Pois se por tanto dar me fiz engano
Melhor fora que desse e recebesse
Para viver da vida o amor sem dano.

quinta-feira, 26 de julho de 2018

quarta-feira, 25 de julho de 2018

Konstantinos Kaváfis, "Melancolia de Jasão, filho de Cleândro, poeta em Comagena, 959 D.c."


O envelhecimento do meu corpo, do meu rosto
é a ferida de um punhal terrível.
Como não tenho resignação nenhuma,
recorro a ti, oh Arte da Poesia,
que algo sabes de remédios,
na tentativa de embotar a dor com Fantasias e Verbo.

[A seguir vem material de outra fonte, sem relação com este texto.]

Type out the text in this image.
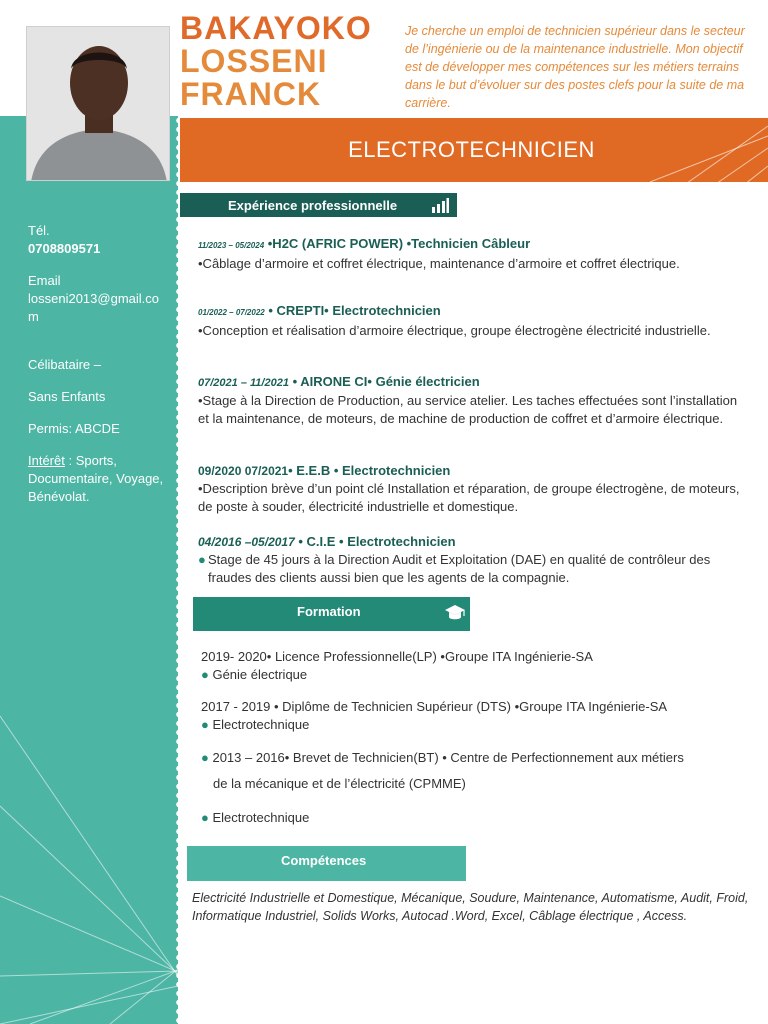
Tél.
0708809571
Email
losseni2013@gmail.com
Célibataire –
Sans Enfants
Permis: ABCDE
Intérêt : Sports, Documentaire, Voyage, Bénévolat.
BAKAYOKO
LOSSENI
FRANCK
Je cherche un emploi de technicien supérieur dans le secteur de l’ingénierie ou de la maintenance industrielle. Mon objectif est de développer mes compétences sur les métiers terrains dans le but d’évoluer sur des postes clefs pour la suite de ma carrière.
ELECTROTECHNICIEN
Expérience professionnelle
11/2023 – 05/2024 •H2C (AFRIC POWER) •Technicien Câbleur
•Câblage d’armoire et coffret électrique, maintenance d’armoire et coffret électrique.
01/2022 – 07/2022 • CREPTI• Electrotechnicien
•Conception et réalisation d’armoire électrique, groupe électrogène électricité industrielle.
07/2021 – 11/2021 • AIRONE CI• Génie électricien
•Stage à la Direction de Production, au service atelier. Les taches effectuées sont l’installation et la maintenance, de moteurs, de machine de production de coffret et d’armoire électrique.
09/2020 07/2021• E.E.B • Electrotechnicien
•Description brève d’un point clé Installation et réparation, de groupe électrogène, de moteurs, de poste à souder, électricité industrielle et domestique.
04/2016 –05/2017 • C.I.E • Electrotechnicien
● Stage de 45 jours à la Direction Audit et Exploitation (DAE) en qualité de contrôleur des fraudes des clients aussi bien que les agents de la compagnie.
Formation
2019- 2020• Licence Professionnelle(LP) •Groupe ITA Ingénierie-SA
● Génie électrique
2017 - 2019 • Diplôme de Technicien Supérieur (DTS) •Groupe ITA Ingénierie-SA
● Electrotechnique
● 2013 – 2016• Brevet de Technicien(BT) • Centre de Perfectionnement aux métiers
de la mécanique et de l’électricité (CPMME)
● Electrotechnique
Compétences
Electricité Industrielle et Domestique, Mécanique, Soudure, Maintenance, Automatisme, Audit, Froid, Informatique Industriel, Solids Works, Autocad .Word, Excel, Câblage électrique , Access.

É a ferida de um punhal terrível. –
Dá-me dos teus remédios, Arte da Poesia,
que me fazem – um instante – não sentir a ferida.

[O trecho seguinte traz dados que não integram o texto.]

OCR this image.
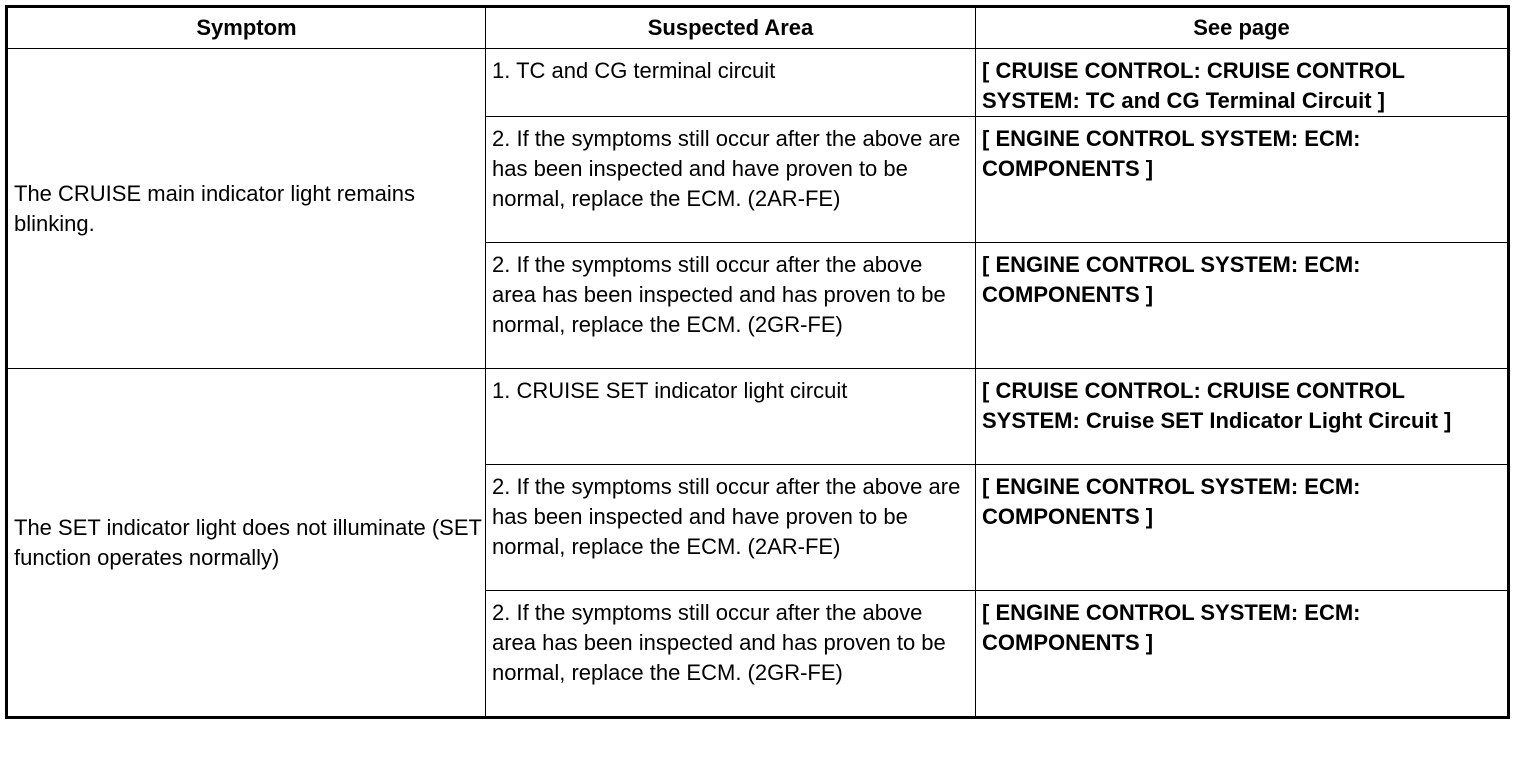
Symptom	Suspected Area	See page
The CRUISE main indicator light remains blinking.	1. TC and CG terminal circuit	[ CRUISE CONTROL: CRUISE CONTROL SYSTEM: TC and CG Terminal Circuit ]
	2. If the symptoms still occur after the above are has been inspected and have proven to be normal, replace the ECM. (2AR-FE)	[ ENGINE CONTROL SYSTEM: ECM: COMPONENTS ]
	2. If the symptoms still occur after the above area has been inspected and has proven to be normal, replace the ECM. (2GR-FE)	[ ENGINE CONTROL SYSTEM: ECM: COMPONENTS ]
The SET indicator light does not illuminate (SET function operates normally)	1. CRUISE SET indicator light circuit	[ CRUISE CONTROL: CRUISE CONTROL SYSTEM: Cruise SET Indicator Light Circuit ]
	2. If the symptoms still occur after the above are has been inspected and have proven to be normal, replace the ECM. (2AR-FE)	[ ENGINE CONTROL SYSTEM: ECM: COMPONENTS ]
	2. If the symptoms still occur after the above area has been inspected and has proven to be normal, replace the ECM. (2GR-FE)	[ ENGINE CONTROL SYSTEM: ECM: COMPONENTS ]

terça-feira, 24 de julho de 2018

Florbela Espanca, "Amar"


Eu quero amar, amar perdidamente!
Amar só por amar: Aqui… além…
Mais Este e Aquele, o Outro e toda a gente
Amar! Amar! E não amar ninguém!

Recordar? Esquecer? Indiferente!…
Prender ou desprender? É mal? É bem?
Quem disser que se pode amar alguém
Durante a vida inteira é porque mente!

Há uma Primavera em cada vida:
É preciso cantá-la assim florida,
Pois se Deus nos deu voz, foi pra cantar!

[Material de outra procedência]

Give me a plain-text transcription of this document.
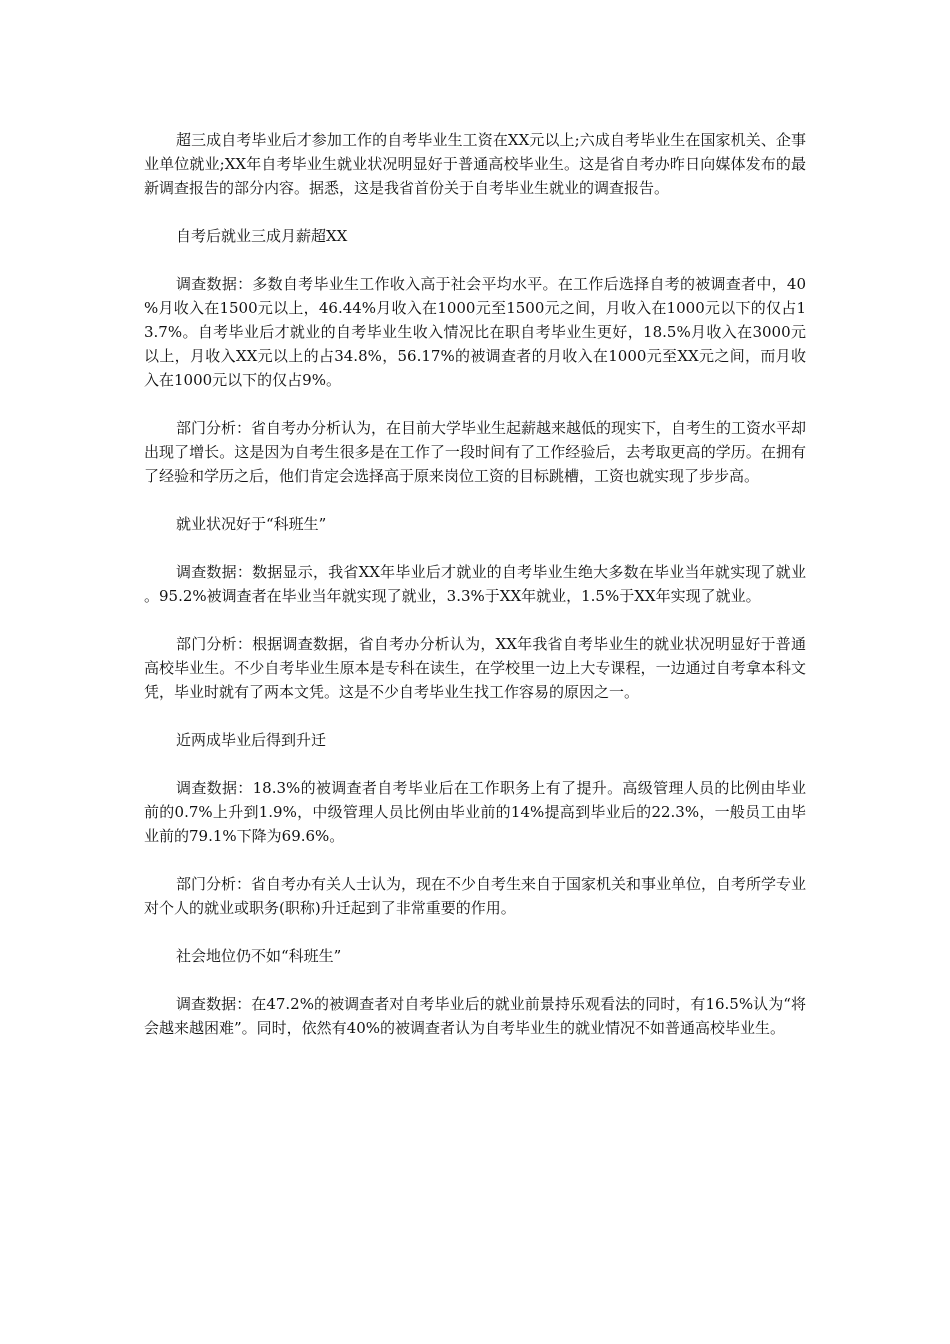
超三成自考毕业后才参加工作的自考毕业生工资在XX元以上;六成自考毕业生在国家机关、企事业单位就业;XX年自考毕业生就业状况明显好于普通高校毕业生。这是省自考办昨日向媒体发布的最新调查报告的部分内容。据悉，这是我省首份关于自考毕业生就业的调查报告。

自考后就业三成月薪超XX

调查数据：多数自考毕业生工作收入高于社会平均水平。在工作后选择自考的被调查者中，40%月收入在1500元以上，46.44%月收入在1000元至1500元之间，月收入在1000元以下的仅占13.7%。自考毕业后才就业的自考毕业生收入情况比在职自考毕业生更好，18.5%月收入在3000元以上，月收入XX元以上的占34.8%，56.17%的被调查者的月收入在1000元至XX元之间，而月收入在1000元以下的仅占9%。

部门分析：省自考办分析认为，在目前大学毕业生起薪越来越低的现实下，自考生的工资水平却出现了增长。这是因为自考生很多是在工作了一段时间有了工作经验后，去考取更高的学历。在拥有了经验和学历之后，他们肯定会选择高于原来岗位工资的目标跳槽，工资也就实现了步步高。

就业状况好于“科班生”

调查数据：数据显示，我省XX年毕业后才就业的自考毕业生绝大多数在毕业当年就实现了就业。95.2%被调查者在毕业当年就实现了就业，3.3%于XX年就业，1.5%于XX年实现了就业。

部门分析：根据调查数据，省自考办分析认为，XX年我省自考毕业生的就业状况明显好于普通高校毕业生。不少自考毕业生原本是专科在读生，在学校里一边上大专课程，一边通过自考拿本科文凭，毕业时就有了两本文凭。这是不少自考毕业生找工作容易的原因之一。

近两成毕业后得到升迁

调查数据：18.3%的被调查者自考毕业后在工作职务上有了提升。高级管理人员的比例由毕业前的0.7%上升到1.9%，中级管理人员比例由毕业前的14%提高到毕业后的22.3%，一般员工由毕业前的79.1%下降为69.6%。

部门分析：省自考办有关人士认为，现在不少自考生来自于国家机关和事业单位，自考所学专业对个人的就业或职务(职称)升迁起到了非常重要的作用。

社会地位仍不如“科班生”

调查数据：在47.2%的被调查者对自考毕业后的就业前景持乐观看法的同时，有16.5%认为“将会越来越困难”。同时，依然有40%的被调查者认为自考毕业生的就业情况不如普通高校毕业生。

E se um dia hei-de ser pó, cinza e nada
Que seja a minha noite uma alvorada,
Que me saiba perder… pra me encontrar…

domingo, 22 de julho de 2018

Adriano Espínola, "O poeta relê o velho manual de instruções"


Diante do branco, sangro:
aurora de papel que singro,
A palavra, angra.

2

O poema: lambida
da língua na fala ferida.

3

Triste, sim, de tão alegre:
a beleza que fica é breve. 

sábado, 21 de julho de 2018

Fernando Pessoa, "O rei"


O Rei, cuja coroa de oiro é luz
Fita do alto do trono os seus mesquinhos.
Ao meu Rei coroaram-nO de espinhos
E por trono Lhe deram uma cruz.

O olhar fito do Rei a si conduz
Os olhares fitados e visinhos
Mas mais me fitam, e mortas sem carinhos,
As palpebras descidas de Jesus.

O Rei fala, e um seu gesto tudo prende,
O som da sua voz tudo transmuda.
E a sua viva majestade esplende;

Meu Rei morto tem mais que majestade:
Fala a Verdade nessa boca muda;
Suas mãos presas são a Liberdade.

quinta-feira, 19 de julho de 2018

Al Berto, "Diários"



29.1.1985                                                                 rua do forte

lágrima

esqueci como se ama furiosamente. não venhas ter comigo, sobretudo hoje, que tanto tenho pensado em ti. não venhas.só na ausência ainda consigo desejar-te, se aqui vieres será um dia terrível para mim. terei de fingir, de enganar-me. quando estás não te amo, ou amo-te tão intensamente que às vezes me parece que isto não é amor. quando te sentas à minha frente e mexes as mãos ao falar, sinto-me atraiçoado. nenhum dos teus gestos me pertence verdadeiramente, nenhum deles foi criado só para mim. e fico cheio de ciúmes das tuas mãos. queria ser, ao menos, uma delas, ou um dedo apenas para poder andar sempre ligado a ti. saber o que tocas e acaricias. saber quem apontas e quem desejas, saber tudo que os dedos segredam quando adormecem enleados uns nos outros. estremeço ao pensar em ti, mas esqueci quase completamente como se ama. por isso vem, vem junto a mim e sorri. o teu sorriso aliviar-me-á da escuridão dos dias até amanhã.